Below is federal data on the loans students use to pay for Baptist Health Sciences University, including completion-adjusted borrowing and a standard repayment estimate. All figures come from the U.S. Department of Education and IPEDS.
At Baptist College of Health Sciences, 61% of incoming undergraduates borrow in year one, for an average of $6,727 per borrower, covering both private and federal loans.
The typical federal loan comes to $5,073, amounting to 92.2% of the $5,500 federal limit that applies to a typical first-year dependent borrower. Keep in mind the all-undergraduate averages further down count federal loans only, unlike this private-plus-federal freshman figure.
Across the full undergraduate body at Baptist College of Health Sciences (freshmen included), 75% take out federal student loans, with a mean of $10,441 annually. That is 105.8% more than the $5,073 typical freshmen borrow.
Carrying that yearly figure forward comes to roughly $20,882 after two years and $41,764 after four. This projection keeps yearly federal borrowing flat and excludes private and Parent PLUS loans.
| Undergraduate federal borrowing | Value |
|---|---|
| Share using federal loans | 75% |
| Average federal loan per year | $10,441 |
| Undergraduates with a federal loan | 506 |
| Total federal loans (one year) | $5,283,392 |
The middle borrower at Baptist College of Health Sciences owes $16,170 of cumulative federal debt.
| Borrower group | Median federal debt |
|---|---|
| All federal borrowers | $16,170 |
| Students who completed (graduates) | $29,500 |
| Students who withdrew | $8,250 |
Debt carried by students who withdrew is a key risk signal — these borrowers owe money without having earned the credential.
Looking only at the median is misleading — these four percentiles describe the full debt distribution for borrowers at Baptist College of Health Sciences.
| Percentile | Cumulative Federal Debt |
|---|---|
| 10th percentile (lowest-debt students) | $4,750 |
| 25th percentile | $12,686 |
| 75th percentile | $40,750 |
| 90th percentile (highest-debt students) | $50,575 |
The spread between the lowest- and highest-debt deciles summarizes how variable outcomes are at Baptist College of Health Sciences.
The figures above count only the students own federal loans. Adding PLUS loans (borrowed by parents or graduate students) gives a fuller picture of total borrowing at Baptist College of Health Sciences.

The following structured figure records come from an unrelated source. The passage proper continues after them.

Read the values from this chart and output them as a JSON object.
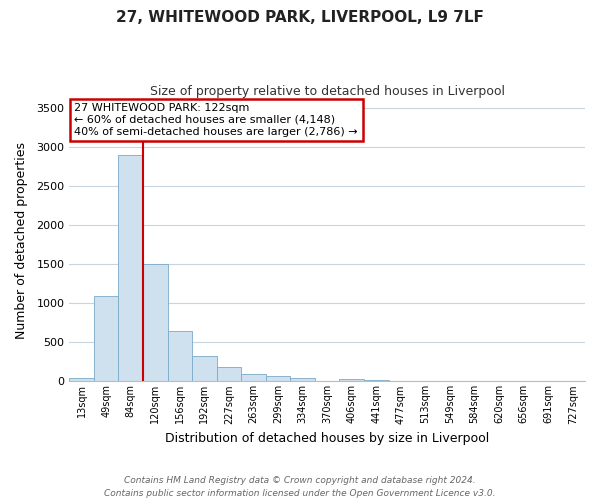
{
  "title": "27, WHITEWOOD PARK, LIVERPOOL, L9 7LF",
  "subtitle": "Size of property relative to detached houses in Liverpool",
  "xlabel": "Distribution of detached houses by size in Liverpool",
  "ylabel": "Number of detached properties",
  "bar_labels": [
    "13sqm",
    "49sqm",
    "84sqm",
    "120sqm",
    "156sqm",
    "192sqm",
    "227sqm",
    "263sqm",
    "299sqm",
    "334sqm",
    "370sqm",
    "406sqm",
    "441sqm",
    "477sqm",
    "513sqm",
    "549sqm",
    "584sqm",
    "620sqm",
    "656sqm",
    "691sqm",
    "727sqm"
  ],
  "bar_values": [
    45,
    1100,
    2900,
    1500,
    640,
    330,
    190,
    100,
    65,
    45,
    0,
    30,
    20,
    0,
    0,
    0,
    0,
    0,
    0,
    0,
    0
  ],
  "bar_color": "#cfe0ef",
  "bar_edge_color": "#7aaac8",
  "vline_color": "#cc0000",
  "vline_bar_index": 3,
  "ylim": [
    0,
    3600
  ],
  "yticks": [
    0,
    500,
    1000,
    1500,
    2000,
    2500,
    3000,
    3500
  ],
  "annotation_title": "27 WHITEWOOD PARK: 122sqm",
  "annotation_line1": "← 60% of detached houses are smaller (4,148)",
  "annotation_line2": "40% of semi-detached houses are larger (2,786) →",
  "footer_line1": "Contains HM Land Registry data © Crown copyright and database right 2024.",
  "footer_line2": "Contains public sector information licensed under the Open Government Licence v3.0.",
  "bg_color": "#ffffff",
  "grid_color": "#c8d4e0",
  "annotation_box_color": "#ffffff",
  "annotation_box_edge": "#cc0000",
  "title_fontsize": 11,
  "subtitle_fontsize": 9
}
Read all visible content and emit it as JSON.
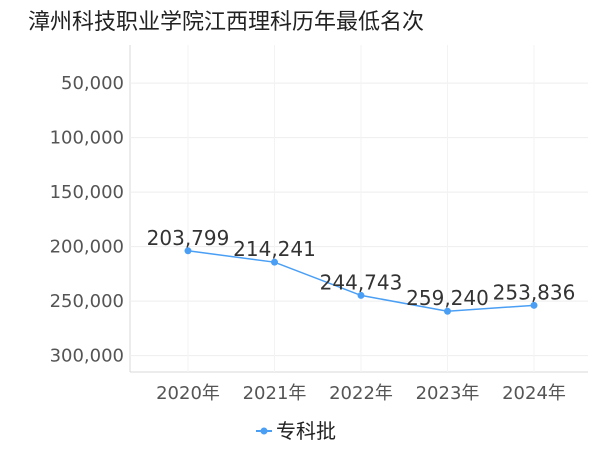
{
  "chart_data": {
    "type": "line",
    "title": "漳州科技职业学院江西理科历年最低名次",
    "xlabel": "",
    "ylabel": "",
    "categories": [
      "2020年",
      "2021年",
      "2022年",
      "2023年",
      "2024年"
    ],
    "series": [
      {
        "name": "专科批",
        "values": [
          203799,
          214241,
          244743,
          259240,
          253836
        ],
        "labels": [
          "203,799",
          "214,241",
          "244,743",
          "259,240",
          "253,836"
        ],
        "color": "#4a9ff5"
      }
    ],
    "y_ticks": [
      {
        "value": 50000,
        "label": "50,000"
      },
      {
        "value": 100000,
        "label": "100,000"
      },
      {
        "value": 150000,
        "label": "150,000"
      },
      {
        "value": 200000,
        "label": "200,000"
      },
      {
        "value": 250000,
        "label": "250,000"
      },
      {
        "value": 300000,
        "label": "300,000"
      }
    ],
    "ylim": [
      15000,
      315000
    ],
    "y_inverted": true,
    "grid": true,
    "legend_position": "bottom-center"
  }
}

| Group | Borrowers | Median debt incl. PLUS |
|---|---|---|
| All borrowers | 194 | $13,293 |
| Completed (graduates) | 92 | $14,428 |
| Did not complete | 102 | $11,019 |
On a standard 10-year plan, the median completing borrower would pay about $171.56/mo.
The indicators below describe what the typical debt costs to pay back at Baptist College of Health Sciences.
A loan default — failing to keep up with federal student-loan payments — is one of the worst financial outcomes a borrower can face. The official Department of Education two-year default rate for Baptist College of Health Sciences appears below.
| Metric | Value |
|---|---|
| 2-year cohort default rate | 3.5% |
| Borrowers in the cohort | 283 |
The cohort default rate tracks borrowers who entered repayment in a given year and defaulted within the two-year measurement window.
Median debt differs by income tier, first-generation status, and whether the student is financially dependent.
By Family Income
| Income tier | Median federal debt |
|---|---|
| Low income | $15,750 |
| Middle income | $16,000 |
| High income | $16,750 |
By First-Generation Status
| Cohort | Median federal debt |
|---|---|
| First-generation students | $16,170 |
| Continuing-generation students | $16,000 |
Dependent vs Independent Borrowers
| Cohort | Median federal debt |
|---|---|
| Dependent students | $14,000 |
| Independent students | $18,523 |
The Department of Education computes gap indicators that show how borrowing differs between student groups at Baptist College of Health Sciences.
The Difference Between Subsidized and Unsubsidized Loans
With an unsubsidized loan, interest starts adding up the day the loan is disbursed, including during school. Subsidized loans, by contrast, do not accrue interest while you are enrolled at least half-time, which makes them the less expensive option when you qualify.
Important to Remember
Unlike most other debt, federal student loans generally survive bankruptcy — and unpaid balances can lead to wage garnishment — so borrow only what you truly need.
References
More about our data sources and methodologies.